Одноактные пьесы сочиняются, труппы набираются, художники заседают, а некоторые предприятия уже пущены в ход и явили стилизованным барышням «убогую роскошь своего наряда». Однако от реформ, даже и в этой области, мы что-то не ждем нового. Что прошлая зима, что будущая, — не все ли равно?
На одном из реформированных представлений под названием «Вечер северной свирели» мне привелось быть. Можно было бы рассказать обо всем, что происходило там, очень забавно, но, право, как-то не хочется рассказывать; и не потому, что в таком рассказе нет ничего поучительного, — о, напротив! Зрелище было даже чрезмерно поучительное; но ведь, если начнешь рассказывать об одном стилизованном вечере, отчего не рассказать и о сотне других, невольным свидетелем или участником коих был сам? Правда, в «Вечере северной свирели» было кое-что уже выходящее вон из ряду по неприличию и внутреннему уродству, нечто вопиющее и требующее литературной кары; но об этом хотелось бы говорить иначе и по другому поводу; а в общем, вечер был не хуже и не лучше всех подобных ему бывших и будущих вечеров очень плохие актеры играли очень плохую пьесу, читал Ремизов и поэты — Городецкий и Рославлев, певица пела; почему все это происходило у забора, над которым торчала пароходная труба, остается неизвестным, но разве есть в мире мудрец, который разрешит мне, что обозначали некоторые декорации даже в театре Коммиссаржевской, например в «Пеллеасе и Мелисанде»?
Итак, «Вечер северной свирели» был, в общем, как все вечера, и, сказав о нем несколько слов, я сказал обо всех вечерах, ему подобных; то же убожество, та же ненужность; писатели, почти без исключений читать не умеющие, читающие вяло, нудно, в нос, монотонно, скучно, читающие тем хуже, чем больше их внутреннее содержание (исключений очень мало); публика, состоящая из людей, которым все все равно, и из молодежи; а молодежь не особенно многочисленная, посещающая такие вечера, разделяется теперь, как известно, тоже на два лагеря: одним — подавай гражданские мотивы; если поэт прочтет скверные стихи с «гражданской» нотой — аплодируют, прочтет хорошие стихи без гражданской ноты — шипят (эта группа, по моему глубокому убеждению, — лучшая часть публики, посещающей вечера нового искусства); другая группа — со стилизованными прическами и с настроениями, но о ней говорить я уж лучше не стану, чтобы не сказать чего-нибудь очень неприятного по ее адресу.

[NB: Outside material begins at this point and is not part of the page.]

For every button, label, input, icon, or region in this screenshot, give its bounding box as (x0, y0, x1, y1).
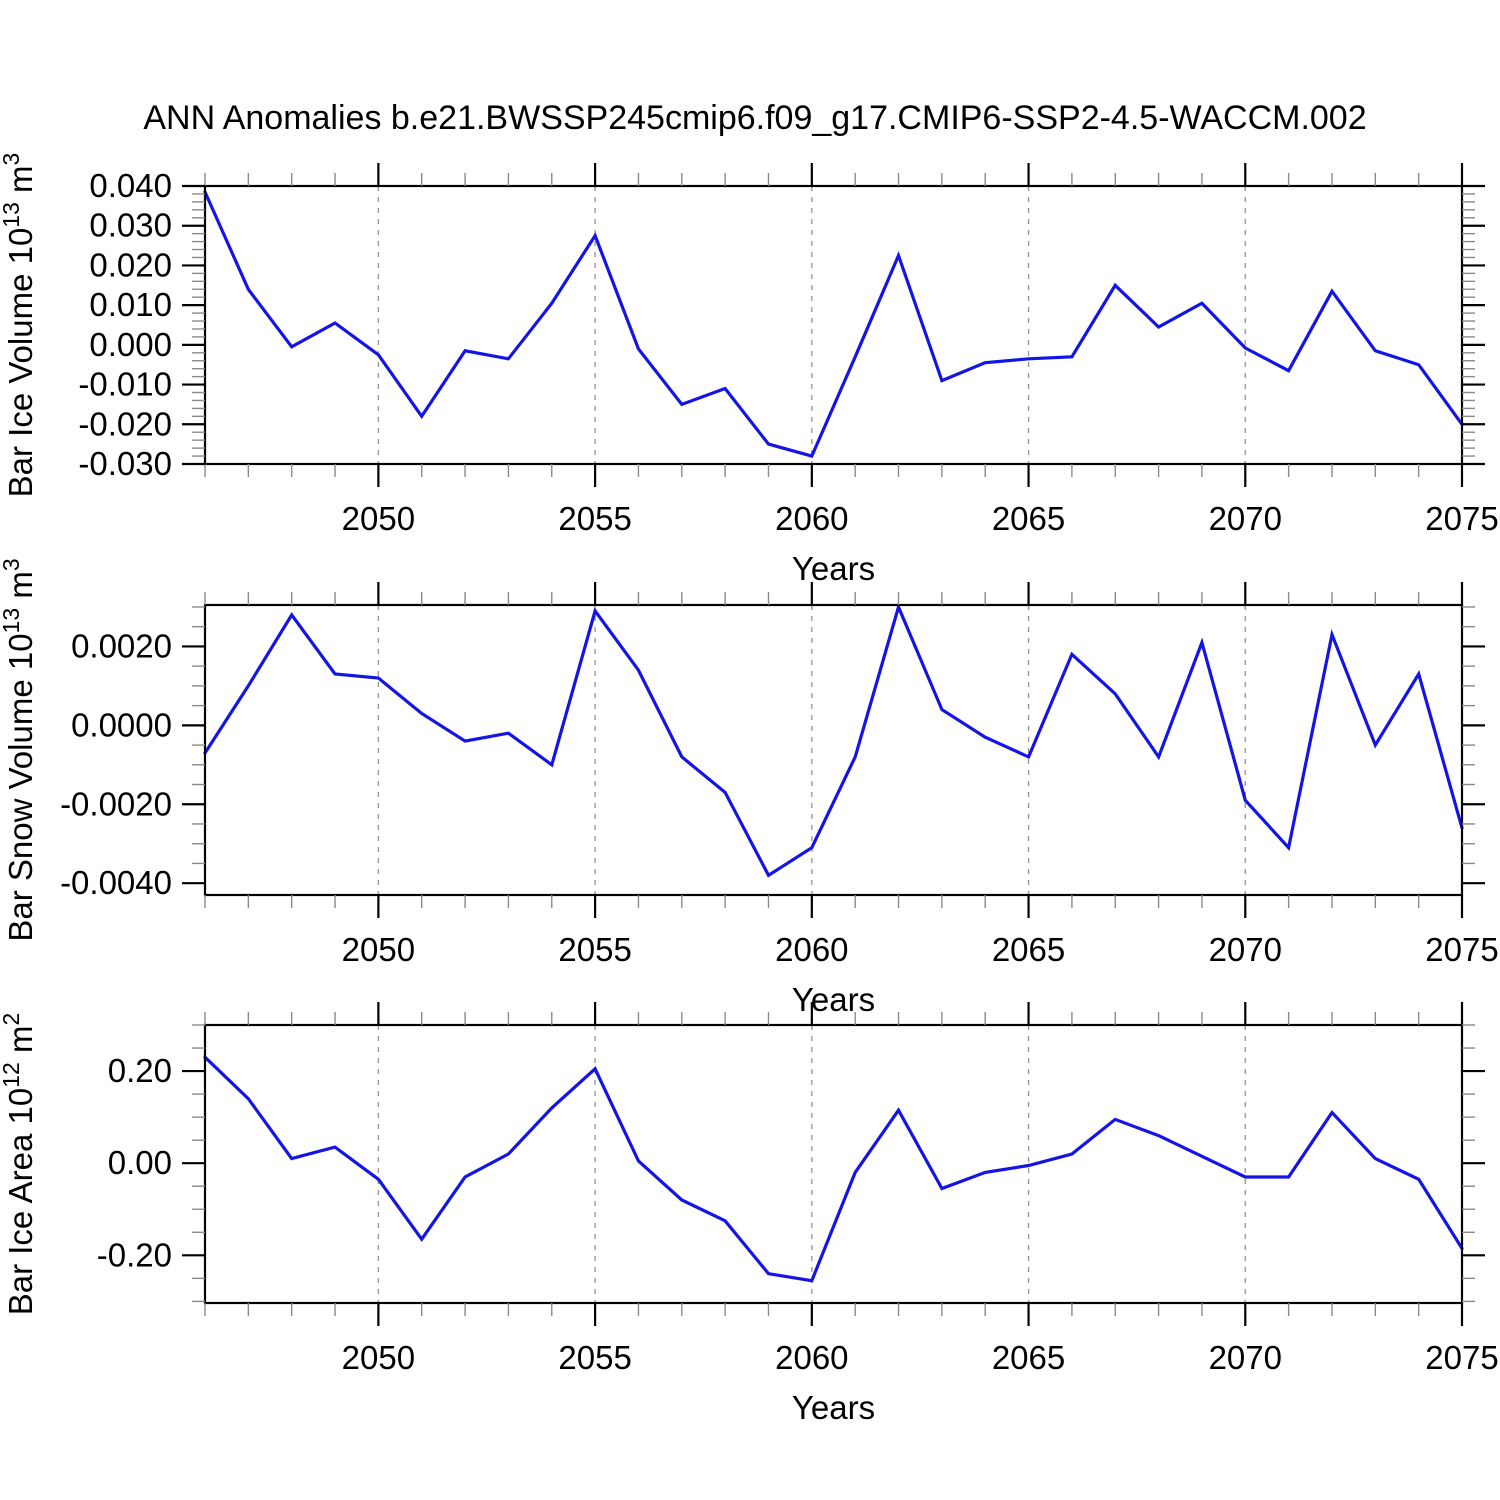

Такова большая часть слушателей и зрителей. Несмотря на всю разнородность состава, она связана между собою, пожалуй, еще чем-то, кроме стадного инстинкта, который развивается весьма успешно при всех зрелищах «дурного тона» (тогда как зрелища истинно-прекрасные и гармоничные развивают, как известно, инстинкты общественные). Это «что-то» сверх стадности — есть любопытство. Оно-то и заставляет, главным образом, посещать вечера нового искусства, где можно рассматривать со всех сторон — и на сцене и в зале — литераторов и актеров.
Все соображения, высказанные сейчас, дались мне путем очень неприятного и слишком продолжительного опыта, ибо я сам не раз читал на вечерах «нового» и не нового искусства, с благотворительной целью и, увы! даже без оной, читал «с успехом» и без успеха, с шиканьем и с аплодисментами, — но всегда и всюду уносил чувство недовольства собою, чувство досады от нелепо и уродливо проведенного вечера; мало этого, всегда было чувство, как будто я сделал что-то дурное, и теперь, когда я понял окончательно правдивость этого чувства, я считаю долгом сказать несколько слов о смысле и возможных последствиях современных литературных вечеров.